Ao implementar uma abordagem que considere questões ambientais e sociais de forma conjunta, as empresas compradoras de commodities e os produtores podem se beneficiar ao:
- Reduzir a sua exposição aos passivos ambientais e sociais,
- Reduzir a sua exposição a perdas comerciais, de reputação e financeiras,
- Ser mais eficientes na implementação de suas políticas de compra responsável,
- Estar mais bem preparadas para atender às expectativas dos compradores internacionais,
- Promover mudanças positivas mais abrangentes e profundas nas regiões de onde originam commodities agropecuárias e florestais.
Contemplar questões ambientais e sociais na cadeia de fornecimento é uma estratégia sólida no esforço das empresas para o cumprimento de suas metas de sustentabilidade de transparência, responsabilidade, boa governança e lucratividade.
*Pedro Amaral trabalha como Gerente Sênior de Projetos no Proforest.
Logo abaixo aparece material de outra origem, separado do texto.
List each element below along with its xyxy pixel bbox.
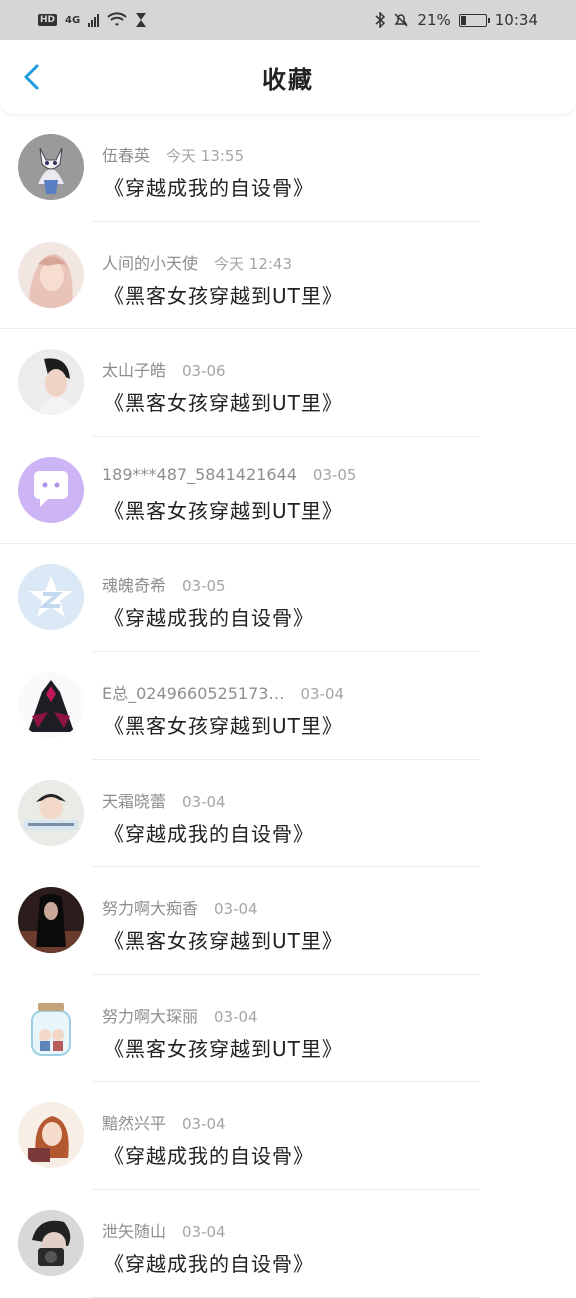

Pedro é M.Sc. em Planejamento Energético com ênfase em Planejamento Ambiental pela Universidade Federal do Rio de Janeiro e Engenheiro Agrônomo pela Universidade Estadual Paulista.
**Dawn Robinson trabalha como Diretora de Responsabilidade Social e Direitos Humanos no Proforest. Dawn é M.Sc. em Agricultura, Meio Ambiente e Desenvolvimento pela Universidade de East Anglia, M.Sc. em Silvicultura e Sua Relação com o Uso da Terra pela Universidade de Oxford e Geógrafa pela Universidade de Southampton.